The first way is to understand how the neurologic system works. Pain is a learned response, i.e. the body actually learns how to produce certain symptoms by experiencing them. For example, I had a patient who fell and hurt her back as a teenager. A decade later, she was in a very difficult situation in a job where she felt trapped and unable to get out of her problems there. At that moment, suddenly her back seized up and she had tremendous pain. The nerves that send signals from the back to the brain had been fired when she fell as a teenager and those nerve connections had been “learned” at that time. When a significant emotional situation arose where she had no way out, her body responded in a way that it already knew, by producing the back pain it had learned 10 years earlier.
A good way to understand how MBS works is by thinking about phantom limb syndrome.
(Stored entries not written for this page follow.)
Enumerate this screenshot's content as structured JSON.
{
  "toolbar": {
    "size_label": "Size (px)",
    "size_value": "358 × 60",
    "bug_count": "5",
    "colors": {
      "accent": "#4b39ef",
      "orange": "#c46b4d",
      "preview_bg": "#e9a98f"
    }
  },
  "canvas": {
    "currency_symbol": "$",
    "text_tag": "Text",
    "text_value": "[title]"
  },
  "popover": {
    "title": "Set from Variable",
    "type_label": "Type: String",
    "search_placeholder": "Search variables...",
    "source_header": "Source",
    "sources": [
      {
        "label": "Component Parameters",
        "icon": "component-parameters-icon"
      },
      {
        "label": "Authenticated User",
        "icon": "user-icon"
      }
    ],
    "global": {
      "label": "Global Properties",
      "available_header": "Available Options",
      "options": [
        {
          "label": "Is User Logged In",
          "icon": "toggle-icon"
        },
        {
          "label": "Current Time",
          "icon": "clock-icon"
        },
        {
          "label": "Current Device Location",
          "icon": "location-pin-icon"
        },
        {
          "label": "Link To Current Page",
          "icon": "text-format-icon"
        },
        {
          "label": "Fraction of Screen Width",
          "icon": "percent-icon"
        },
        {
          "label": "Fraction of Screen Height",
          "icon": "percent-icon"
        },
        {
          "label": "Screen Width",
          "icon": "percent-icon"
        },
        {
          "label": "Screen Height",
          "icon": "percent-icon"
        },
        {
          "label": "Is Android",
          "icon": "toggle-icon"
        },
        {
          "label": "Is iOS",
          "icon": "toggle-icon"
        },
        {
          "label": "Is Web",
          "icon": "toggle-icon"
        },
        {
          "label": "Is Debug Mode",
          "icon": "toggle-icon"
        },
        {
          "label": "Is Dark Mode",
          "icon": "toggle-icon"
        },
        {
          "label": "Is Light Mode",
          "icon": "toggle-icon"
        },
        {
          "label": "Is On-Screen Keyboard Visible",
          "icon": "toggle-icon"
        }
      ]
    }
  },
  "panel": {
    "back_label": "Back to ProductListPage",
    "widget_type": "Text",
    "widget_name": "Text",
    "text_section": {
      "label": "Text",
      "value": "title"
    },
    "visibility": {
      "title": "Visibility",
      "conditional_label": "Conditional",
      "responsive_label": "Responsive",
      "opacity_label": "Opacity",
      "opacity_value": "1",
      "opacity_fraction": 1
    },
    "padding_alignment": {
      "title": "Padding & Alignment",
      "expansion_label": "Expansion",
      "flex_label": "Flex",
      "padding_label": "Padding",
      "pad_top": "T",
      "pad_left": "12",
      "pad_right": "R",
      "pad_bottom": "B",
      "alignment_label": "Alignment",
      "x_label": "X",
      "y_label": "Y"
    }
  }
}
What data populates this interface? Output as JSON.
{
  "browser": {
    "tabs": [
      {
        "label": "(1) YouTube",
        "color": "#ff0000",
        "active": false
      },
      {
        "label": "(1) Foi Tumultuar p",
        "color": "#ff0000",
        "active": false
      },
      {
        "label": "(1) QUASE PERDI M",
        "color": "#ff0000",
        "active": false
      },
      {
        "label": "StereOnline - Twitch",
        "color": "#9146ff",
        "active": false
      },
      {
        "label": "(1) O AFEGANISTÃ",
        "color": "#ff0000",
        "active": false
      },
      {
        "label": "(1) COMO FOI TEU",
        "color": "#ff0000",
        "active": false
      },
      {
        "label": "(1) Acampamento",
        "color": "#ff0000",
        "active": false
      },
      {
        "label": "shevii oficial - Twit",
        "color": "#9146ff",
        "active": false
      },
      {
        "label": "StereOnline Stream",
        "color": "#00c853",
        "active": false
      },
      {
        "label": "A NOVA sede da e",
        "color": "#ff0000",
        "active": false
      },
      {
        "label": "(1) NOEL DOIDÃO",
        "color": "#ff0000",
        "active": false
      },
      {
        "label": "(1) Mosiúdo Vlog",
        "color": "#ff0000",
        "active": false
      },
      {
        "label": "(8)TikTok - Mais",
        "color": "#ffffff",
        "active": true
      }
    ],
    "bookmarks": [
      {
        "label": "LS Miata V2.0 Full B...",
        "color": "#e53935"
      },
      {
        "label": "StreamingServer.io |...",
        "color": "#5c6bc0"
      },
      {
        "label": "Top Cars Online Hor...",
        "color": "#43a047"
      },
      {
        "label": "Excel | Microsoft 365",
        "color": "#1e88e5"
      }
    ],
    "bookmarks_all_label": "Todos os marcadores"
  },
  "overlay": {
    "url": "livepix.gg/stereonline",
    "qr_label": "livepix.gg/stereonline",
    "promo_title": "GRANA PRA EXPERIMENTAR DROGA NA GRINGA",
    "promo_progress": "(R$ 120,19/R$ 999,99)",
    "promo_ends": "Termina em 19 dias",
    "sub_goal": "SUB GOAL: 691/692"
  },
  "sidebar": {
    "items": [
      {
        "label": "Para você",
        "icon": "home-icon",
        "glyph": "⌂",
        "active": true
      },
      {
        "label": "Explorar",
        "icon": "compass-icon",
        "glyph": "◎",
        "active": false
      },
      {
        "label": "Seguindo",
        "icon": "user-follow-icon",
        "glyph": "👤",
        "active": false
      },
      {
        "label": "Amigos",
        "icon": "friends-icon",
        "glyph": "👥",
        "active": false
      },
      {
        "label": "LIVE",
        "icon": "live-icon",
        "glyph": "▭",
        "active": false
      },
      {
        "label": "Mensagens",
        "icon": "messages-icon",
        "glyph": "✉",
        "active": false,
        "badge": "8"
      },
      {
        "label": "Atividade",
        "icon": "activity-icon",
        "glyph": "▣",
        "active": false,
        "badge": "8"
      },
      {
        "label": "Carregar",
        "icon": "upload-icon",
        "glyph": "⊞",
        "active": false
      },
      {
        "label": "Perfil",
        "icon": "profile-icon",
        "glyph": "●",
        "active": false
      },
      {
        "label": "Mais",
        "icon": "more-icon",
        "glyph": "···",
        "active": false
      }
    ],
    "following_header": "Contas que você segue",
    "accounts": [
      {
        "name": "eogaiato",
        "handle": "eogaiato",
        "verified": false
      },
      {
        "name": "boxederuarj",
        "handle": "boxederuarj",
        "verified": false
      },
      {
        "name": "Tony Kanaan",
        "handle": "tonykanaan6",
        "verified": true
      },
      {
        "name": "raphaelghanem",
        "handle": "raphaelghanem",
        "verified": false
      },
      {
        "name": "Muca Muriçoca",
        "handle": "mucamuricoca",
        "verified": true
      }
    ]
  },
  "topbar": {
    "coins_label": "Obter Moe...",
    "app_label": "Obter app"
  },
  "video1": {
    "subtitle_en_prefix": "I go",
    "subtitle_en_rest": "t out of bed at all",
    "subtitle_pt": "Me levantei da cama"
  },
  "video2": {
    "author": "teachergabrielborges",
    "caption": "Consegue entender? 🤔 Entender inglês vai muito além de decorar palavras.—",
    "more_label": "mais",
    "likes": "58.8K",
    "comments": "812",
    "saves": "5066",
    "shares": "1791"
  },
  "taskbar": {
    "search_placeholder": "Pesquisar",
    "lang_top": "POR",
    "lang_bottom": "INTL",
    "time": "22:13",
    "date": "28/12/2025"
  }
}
In this syndrome, which is very common among amputees, pain or other sensations can be felt in the part of the body (arm or leg usually) that is missing. There is obviously no disease in that area, yet we can feel pain (often severe) that appears to be coming from the missing body part. What has happened is that the nerves that send signals to the brain have been sensitized and are continuing to fire and those signals are interpreted as pain by the brain. A vicious cycle is formed of sensitized nerves that send signals to the brain, then those signals get amplified in the brain (by a structure called the anterior cingulated cortex; more about that area of the brain in upcoming posts), and then signals are sent out to the body by the autonomic nervous system (the fight, flight or freeze system). This pain is real, very real. However, there is no tissue breakdown, no tissue disease in the body. This is exactly what happens in Mind Body Syndrome. We may feel pain in an area of the body, for example, the head or back or stomach, yet there is no tissue breakdown, no tissue disease there. Of course, pain can be caused by tissue breakdown or disease, such as occurs in cancer, infections, or fractures. When the doctors are unable to find disease after a careful and thorough search, the diagnosis of MBS is usually correct. It is important to realize that MBS is a physiologic process, i.e. a process that occurs due to normal reactions of the body. When we get scared, our heart speeds up; when we get nervous, our stomach tightens up or we get clammy hands. These are physiologic processes, normal reactions that are 100% reversible. That is why MBS is curable. It can be reversed by interrupting the vicious cycle.